Angbart von Salzmarken-See fasste die Lanze härter und starrte zur Straße nach Angbar hinab. Die Geschehnisse der vergangenen Monate und Jahre, der Tod seiner Tochter durch die Hand Selissas von Sindelsaums und die gewonnene Fehde gegen die Sindelsaumer hatten ihn beschäftigt gehalten und ihm doch keine anhaltende Befriedigung gebracht, denn er wusste, dass die Mörderin seiner Tochter noch immer auf freiem Fuße war. Seitdem die Fehde zu Ende gegangen war, hatte er sie mehrfach zum Zweikampf gefordert, doch immer hatte sie ihn ignoriert. Angbart wusste, dass dies wohl vor allem an ihrem Bruder Erlan lag, der sicherlich eine Fortsetzung der Gewalt verhindern wollte. Doch war er kein gemeiner Mörder, der ihr irgendwo auflauern würde, um sie so zu Boron zu befördern, nein, es musste ein ritterlicher Zweikampf sein - und zwar einer aufs dritte Blut. Der Fürstenfrieden hatte solche Zweikämpfe zwar offiziell verboten, doch rechtlich bindend war dies nicht.
Angbart hatte herausgefunden, dass Selissa sich auf dem Rückweg von einem Turnier befand, sie würde also ihre Waffen und Rüstung bei sich haben und so hatte Angbart geduldig auf sie gewartet und zwar nicht bei seiner Burg Fuchsfels, sondern etwas weiter nördlich, schon im sindelsaumschen, nämlich nahe bei Stielzbruk. Begleitet wurde Angbart nur von seinem Schwager Relf von Angenbrück.

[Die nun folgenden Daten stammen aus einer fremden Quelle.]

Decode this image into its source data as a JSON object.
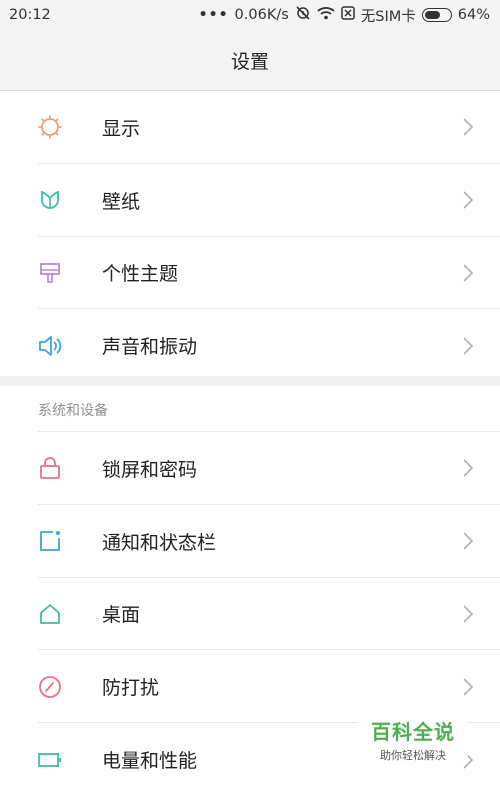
{
  "status_bar": {
    "time": "20:12",
    "dots": "•••",
    "speed": "0.06K/s",
    "sim_text": "无SIM卡",
    "battery_percent": "64%",
    "battery_level": 0.64
  },
  "header": {
    "title": "设置"
  },
  "group1": [
    {
      "label": "显示",
      "icon": "brightness-icon",
      "color": "#f0a070"
    },
    {
      "label": "壁纸",
      "icon": "wallpaper-icon",
      "color": "#3dbfa3"
    },
    {
      "label": "个性主题",
      "icon": "theme-brush-icon",
      "color": "#b48be6"
    },
    {
      "label": "声音和振动",
      "icon": "speaker-icon",
      "color": "#3aa6d9"
    }
  ],
  "section": {
    "title": "系统和设备"
  },
  "group2": [
    {
      "label": "锁屏和密码",
      "icon": "lock-icon",
      "color": "#e8708a"
    },
    {
      "label": "通知和状态栏",
      "icon": "notification-icon",
      "color": "#3aa6d9"
    },
    {
      "label": "桌面",
      "icon": "home-icon",
      "color": "#3dbfa3"
    },
    {
      "label": "防打扰",
      "icon": "do-not-disturb-icon",
      "color": "#e8708a"
    },
    {
      "label": "电量和性能",
      "icon": "battery-icon",
      "color": "#3dbfa3"
    }
  ],
  "watermark": {
    "title": "百科全说",
    "subtitle": "助你轻松解决"
  }
}
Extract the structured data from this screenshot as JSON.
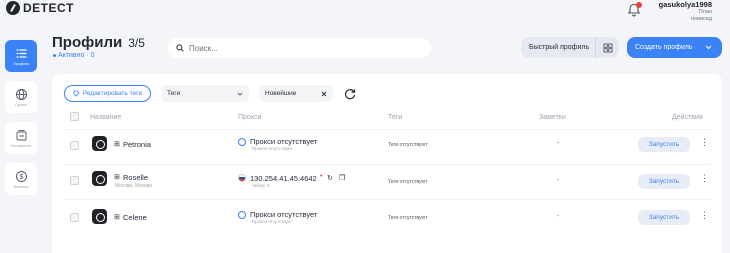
{
  "brand": {
    "logo_text": "DETECT"
  },
  "user": {
    "name": "gasukolya1998",
    "plan_line1": "План",
    "plan_line2": "новисед"
  },
  "sidebar": {
    "items": [
      {
        "label": "Профили",
        "icon": "list-icon",
        "active": true
      },
      {
        "label": "Прокси",
        "icon": "globe-icon",
        "active": false
      },
      {
        "label": "Расширения",
        "icon": "extensions-icon",
        "active": false
      },
      {
        "label": "Финансы",
        "icon": "dollar-icon",
        "active": false
      }
    ]
  },
  "header": {
    "title": "Профили",
    "count": "3/5",
    "status": "Активно · 0"
  },
  "search": {
    "placeholder": "Поиск..."
  },
  "actions": {
    "quick_profile": "Быстрый профиль",
    "create_profile": "Создать профиль"
  },
  "filters": {
    "edit_tags": "Редактировать теги",
    "tags_select": "Теги",
    "sort_select": "Новейшие"
  },
  "table": {
    "columns": [
      "Название",
      "Прокси",
      "Теги",
      "Заметки",
      "Действия"
    ],
    "rows": [
      {
        "name": "Petronia",
        "subtitle": "",
        "proxy": "Прокси отсутствует",
        "proxy_sub": "Прокси отсутствует",
        "tags": "Теги отсутствуют",
        "notes": "-",
        "action": "Запустить"
      },
      {
        "name": "Roselle",
        "subtitle": "Москва, Москва",
        "proxy": "130.254.41.45:4642",
        "proxy_sub": "Чекер: 0",
        "tags": "Теги отсутствуют",
        "notes": "-",
        "action": "Запустить"
      },
      {
        "name": "Celene",
        "subtitle": "",
        "proxy": "Прокси отсутствует",
        "proxy_sub": "Прокси отсутствует",
        "tags": "Теги отсутствуют",
        "notes": "-",
        "action": "Запустить"
      }
    ]
  },
  "colors": {
    "accent": "#3b82f6",
    "notification": "#e8433e"
  }
}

Endlich kam Selissa mit ihrer kleinen Reisegruppe in Blick. Selissa wurde nur von ihrer Cousine Angunde, der Junkerin von Rakulbruck, und zwei Knechten mit einem Wagen begleitet, auch dies hatte Angbart gewusst. Die beiden Ritterinnen hatten die zwei wartenden Reiter erblickt und hielten an; ihre Hände wanderten zu ihren Schwertern, war Angbart doch von Kopf bis Fuss in Angbarer-Stahl gekleidet und hatte seine Lanze erhoben. Als er langsam zu der Gruppe herantrabte, öffnete er sein Visier nicht und auch sein Schild zeigte kein Wappen.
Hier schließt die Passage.